I’m reading Maria Konnikova’s book Mastermind: How to think like Sherlock Holmes right now, and enjoying her take on the great detective and logical reasoning, even as I feel myself more and more like Watson with every page. Early on in the book she tells a story about Richard Feynman that resonated with me as an educator. She writes:
After World War II physicist Richard Feynman was asked to serve on the State Curriculum Commission, to choose high school science textbooks for California. To his consternation, the texts appeared to leave students more confused than enlightened. Each book he examined was worse than the one prior.

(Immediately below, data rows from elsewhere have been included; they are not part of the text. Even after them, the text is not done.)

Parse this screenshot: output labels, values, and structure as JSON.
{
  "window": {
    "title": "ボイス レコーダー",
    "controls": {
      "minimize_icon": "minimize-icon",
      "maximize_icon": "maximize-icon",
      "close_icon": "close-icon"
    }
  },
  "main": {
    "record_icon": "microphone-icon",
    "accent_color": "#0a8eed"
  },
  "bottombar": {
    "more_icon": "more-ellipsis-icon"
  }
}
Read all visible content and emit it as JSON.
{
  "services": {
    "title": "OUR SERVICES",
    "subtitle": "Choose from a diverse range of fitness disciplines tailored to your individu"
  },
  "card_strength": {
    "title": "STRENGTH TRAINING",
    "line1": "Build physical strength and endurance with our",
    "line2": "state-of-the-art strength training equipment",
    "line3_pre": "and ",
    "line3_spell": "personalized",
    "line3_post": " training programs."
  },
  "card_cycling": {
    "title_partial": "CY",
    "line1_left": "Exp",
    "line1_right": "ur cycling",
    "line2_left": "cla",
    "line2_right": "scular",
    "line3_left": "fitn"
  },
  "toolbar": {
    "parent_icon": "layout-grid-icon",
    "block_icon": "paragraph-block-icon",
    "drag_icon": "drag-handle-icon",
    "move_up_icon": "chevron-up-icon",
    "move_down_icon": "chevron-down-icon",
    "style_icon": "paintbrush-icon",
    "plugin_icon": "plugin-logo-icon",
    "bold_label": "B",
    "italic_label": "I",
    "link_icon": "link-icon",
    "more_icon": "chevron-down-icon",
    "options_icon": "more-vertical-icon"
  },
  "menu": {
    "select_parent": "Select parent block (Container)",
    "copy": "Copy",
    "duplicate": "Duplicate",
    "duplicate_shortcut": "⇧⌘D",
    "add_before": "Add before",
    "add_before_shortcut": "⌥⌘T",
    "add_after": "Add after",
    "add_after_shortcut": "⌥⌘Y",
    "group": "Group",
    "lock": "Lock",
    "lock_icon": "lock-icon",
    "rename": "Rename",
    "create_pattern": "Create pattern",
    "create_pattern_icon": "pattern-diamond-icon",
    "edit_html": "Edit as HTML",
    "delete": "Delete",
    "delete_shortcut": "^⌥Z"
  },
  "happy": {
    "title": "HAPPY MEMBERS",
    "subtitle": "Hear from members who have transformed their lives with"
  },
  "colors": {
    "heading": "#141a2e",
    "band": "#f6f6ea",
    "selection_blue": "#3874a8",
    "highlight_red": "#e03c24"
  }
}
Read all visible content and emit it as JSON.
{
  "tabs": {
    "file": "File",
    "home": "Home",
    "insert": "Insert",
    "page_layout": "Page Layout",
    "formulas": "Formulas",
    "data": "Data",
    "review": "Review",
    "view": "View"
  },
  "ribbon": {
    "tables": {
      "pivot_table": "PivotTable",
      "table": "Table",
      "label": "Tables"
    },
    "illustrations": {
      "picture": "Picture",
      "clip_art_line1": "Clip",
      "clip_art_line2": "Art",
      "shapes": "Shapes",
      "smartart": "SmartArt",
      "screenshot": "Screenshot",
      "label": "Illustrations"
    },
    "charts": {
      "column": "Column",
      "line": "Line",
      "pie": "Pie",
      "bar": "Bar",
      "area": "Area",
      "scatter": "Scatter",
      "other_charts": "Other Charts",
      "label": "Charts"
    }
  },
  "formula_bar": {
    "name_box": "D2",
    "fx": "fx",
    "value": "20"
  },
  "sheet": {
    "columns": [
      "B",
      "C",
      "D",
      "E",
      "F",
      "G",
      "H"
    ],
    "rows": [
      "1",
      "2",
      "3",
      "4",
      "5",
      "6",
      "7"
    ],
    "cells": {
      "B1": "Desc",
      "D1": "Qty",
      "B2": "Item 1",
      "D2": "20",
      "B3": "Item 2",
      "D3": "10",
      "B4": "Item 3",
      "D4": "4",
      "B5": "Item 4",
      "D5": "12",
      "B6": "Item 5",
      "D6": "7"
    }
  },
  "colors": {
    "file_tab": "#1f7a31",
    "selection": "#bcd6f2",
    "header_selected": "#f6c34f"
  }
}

Finally, he came up on a promising beginning: a series of pictures, of a windup toy, an automobile, and a boy on a bicycle. Under each was the question: “What makes it go?”
Feynman’s hopes that students would see in these examples mechanics, chemistry, and biology, would be dashed, Konnikova goes on to explain, by the clunky one word explanation that followed: energy. The textbook simply used the pictures as window dressing, not challenging students to puzzle about the question. As any good textbook from the middle of the last century would, this one came from the perspective that students needed to be given information that they could memorize and return (potentially unused) to the teacher on a test.
But what if that question was asked of the kids and not immediately followed up by a lecture?
I see glimpses of what I think might be the answer in my own kids. As I scribble these lines, they’re focused (and occasionally frustrated) twisting miniature rubber bands on their rainbow looms. Watching his older sister, my six year old son has learned how to find videos on my phone (he cracked the password himself) that show him how to make bracelets of increasing complexity.
He doesn’t get them all on the first or second or even third try, but he sticks with it, motivated both externally (he was very pleased to get a smile from a girl he gave a double fishtail to today) and internally, as he answers for himself the question of how?
The middle school students I see in classes at Diegueño are curious and creative. Posed with a challenge like the one that captivated Feynman, they aren’t afraid to struggle with concepts they don’t yet understand. This willingness to engage with a question meaningfully and in an environment that doesn’t punish failure, but sees it as part of the process, may be the single biggest opportunity education has seen in a long time.
I could see asking the student in English class about an essay by Emerson using the same language I heard my math teachers use: “What do you notice? What do you wonder?”
I could see students asking the same questions as they come upon chemical reactions, perspectives in art, poetry, basketball, or coding. I could see teachers holding up a sonnet by Shakespeare, a map of Machu Picchu, or a geometrical shape and asking some variation of: “What makes it go?”
…and I can imagine the kids figuring it out.